I’m sure you’ve heard these adages before, “If you fail to plan, you plan to fail,” and “If you aim for nothing, you will hit it every time.”
Several of our recent Growing Farmers workshops have been about planning, creating a business plan, a risk management plan, and a crop production plan, to name a few. The practical action oriented side of me says, just let me at the dirt and let me get to planting but I know these other elements are essential and time well spent.
One of the first planning items that we worked on was developing a business plan. It seems that this is key especially when it comes to applying for loans or just gauging from year to year how you are doing on reaching your goals. Were you a success or do you need to re-focus and re-strategize?
This session was led by a group of students from the business college at the local university. I was a little skeptical at first. How could a bunch of college kids with no practical life experience teach me anything? I’ve worked for several companies over the years, some well-managed, some not so much. I learned fairly quickly.
The speakers’ experience involved working with his family in a mid-sized town in Nebraska to establish and operate a Chinese restaurant. That’s pretty real life. So he knew first-hand what it was like to be an entrepreneur. This presentation was really helpful in that it provided a template to use to develop a business plan. I work really well with guidelines like this. I’m still working on and tweaking mine on a constant basis.
The last section to be completed is the Executive Summary and I haven’t gotten there yet. The section I struggle with the most is the Financial Analysis. My experience with home improvement projects is to add 20% or more to the cost of your materials list so to ask me to make a list of start-up costs is like nailing silly putty to a wall. I have a ball park idea but I know there will be unforeseen things that come up. And to ask me to state financial goals is difficult too. I would like to thrive but sometimes I wonder if “survive” isn’t a better first year goal. I really don’t know what to expect. What if climate change hits with full force and we have a drought akin to the one Texas experienced last year? How do you figure risk in with finances? So I struggle on and keep jotting down ideas on this one. I can understand why most people choose to work for someone else. It really takes the burden off your shoulders when someone else is responsible for making the business a success even though you can contribute to it in a small way.

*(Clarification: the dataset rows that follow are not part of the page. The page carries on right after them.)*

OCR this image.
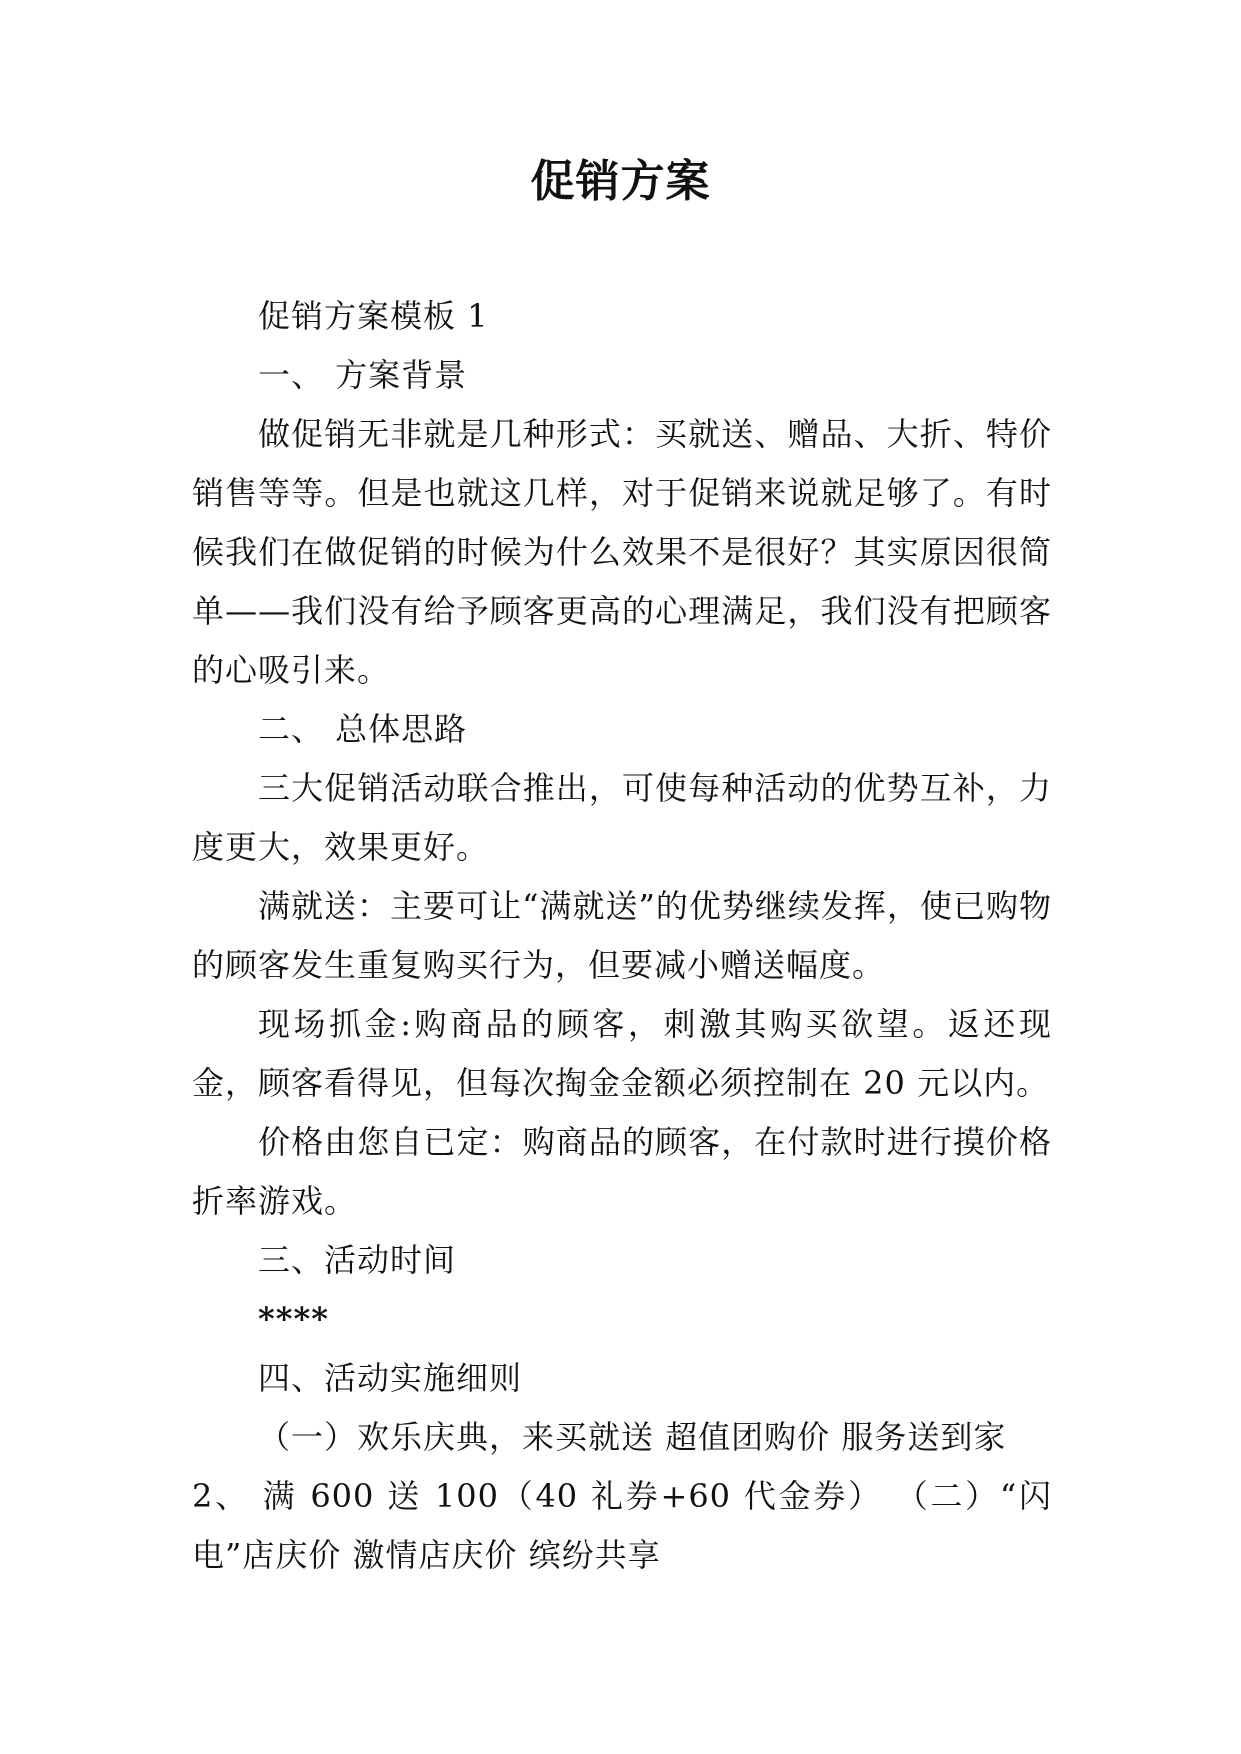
促销方案

促销方案模板 1

一、 方案背景

做促销无非就是几种形式：买就送、赠品、大折、特价销售等等。但是也就这几样，对于促销来说就足够了。有时候我们在做促销的时候为什么效果不是很好？其实原因很简单——我们没有给予顾客更高的心理满足，我们没有把顾客的心吸引来。

二、 总体思路

三大促销活动联合推出，可使每种活动的优势互补，力度更大，效果更好。

满就送：主要可让“满就送”的优势继续发挥，使已购物的顾客发生重复购买行为，但要减小赠送幅度。

现场抓金:购商品的顾客，刺激其购买欲望。返还现金，顾客看得见，但每次掏金金额必须控制在 20 元以内。

价格由您自已定：购商品的顾客，在付款时进行摸价格折率游戏。

三、活动时间

****

四、活动实施细则

（一）欢乐庆典，来买就送 超值团购价 服务送到家

2、 满 600 送 100（40 礼券+60 代金券） （二）“闪电”店庆价 激情店庆价 缤纷共享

Another planning topic we covered was “risk management,” which is an attorney’s way of saying, business creation or choosing the structure of your business. I chose to go with a “limited liability corporation,” or LLC, which seems to me to be the best way to keep personal and business assets separate. It also seems to have the best structure for keeping taxation simple.
So far I’ve filed my application for reserving a business name and received that back. That piece of paper gives me 120 days to complete the next filing. So, today I completed the Certificate of Organization which is the document that is filed in the state of Nebraska with the Secretary of State to create the LLC. That goes out in the mail today. I just used the example that the attorney who lead this session provided in his handouts. There wasn’t a template on the Secretary of State’s website, just some vague guidelines which I’m sure would require an attorney to interpret. Next I need to get an EIN — an employee identification number. Just knocking things off the check list.
So at this point I feel that on the one hand I’m making progress but also that I’m a work in progress. There are a lot of unknown variables, but I still need to plan what I can and I can always make little adjustments down the road based on new experiences and information.